- March 3: Wes Leonard, a 16-year-old basketball star from Fennville, Michigan, collapsed after sinking the winning basket to clinch his team’s undefeated season.
- March 8: 16-year-old Javaris Brinkley of Littleton, North Carolina, collapsed while playing basketball at a local church.
- March 9: Sarah Landauer, a 17-year-old from Gainesville, Florida, collapsed during track and field drills at her school.
On the pro side: Adding an ECG to the check-up will identify a few more athletes with potentially dangerous cardiac conditions. If a simple ECG can save lives, then it makes sense to do it.
On the con side: ECGs won’t detect all athletes at risk.

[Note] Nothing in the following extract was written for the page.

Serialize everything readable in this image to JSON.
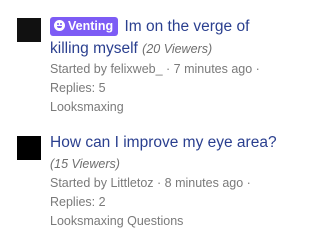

In addition, they will mistakenly indicate that some perfectly healthy athletes have cardiac problems. The cost of adding ECGs to pre-sports check-ups is another barrier. As I write in the May 2010 Harvard Heart Letter, the American Heart Association estimates it would cost at least $2 billion a year.
Contradictory studies offer no clarity. A large study from Italy showed that adding ECGs saves lives, while a new one from Israel showed they make no difference.
No easy answers
As a parent of a basketball player and a dancer (one of my daughter’s tee-shirts says “If ballet was easier it would be called football,” and I believe it), I want every possible reassurance my children will be okay.

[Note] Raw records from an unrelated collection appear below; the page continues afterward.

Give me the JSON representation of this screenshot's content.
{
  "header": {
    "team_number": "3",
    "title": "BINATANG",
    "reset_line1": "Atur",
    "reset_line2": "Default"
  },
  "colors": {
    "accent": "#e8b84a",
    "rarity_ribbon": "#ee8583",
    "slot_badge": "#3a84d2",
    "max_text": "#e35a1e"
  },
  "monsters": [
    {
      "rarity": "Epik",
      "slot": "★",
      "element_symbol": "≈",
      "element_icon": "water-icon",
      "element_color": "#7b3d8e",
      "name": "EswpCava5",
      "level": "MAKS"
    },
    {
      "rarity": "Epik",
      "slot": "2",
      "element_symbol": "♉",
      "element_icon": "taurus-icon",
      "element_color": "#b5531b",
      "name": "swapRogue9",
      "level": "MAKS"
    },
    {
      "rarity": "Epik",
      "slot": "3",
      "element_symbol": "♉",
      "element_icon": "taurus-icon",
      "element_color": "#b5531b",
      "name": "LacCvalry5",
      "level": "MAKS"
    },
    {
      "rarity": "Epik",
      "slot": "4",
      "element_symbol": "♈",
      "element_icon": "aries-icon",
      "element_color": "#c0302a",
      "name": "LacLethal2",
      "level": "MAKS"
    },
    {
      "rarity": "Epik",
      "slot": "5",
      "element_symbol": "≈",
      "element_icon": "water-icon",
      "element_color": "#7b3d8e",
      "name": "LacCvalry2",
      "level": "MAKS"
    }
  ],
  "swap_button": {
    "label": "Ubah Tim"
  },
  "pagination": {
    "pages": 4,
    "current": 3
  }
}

As a health writer, I know that we need to put our limited health care dollars to best use. Spending $2 billion on pre-sports ECGs to save 100 lives comes out to $20 million per life saved.
In the abstract, it’s easy to say that’s way too expensive, and we would be better putting this money into more cost-effective prevention and treatment strategies. But if one of those lives saved is one of my children, I’d pay it in a heartbeat.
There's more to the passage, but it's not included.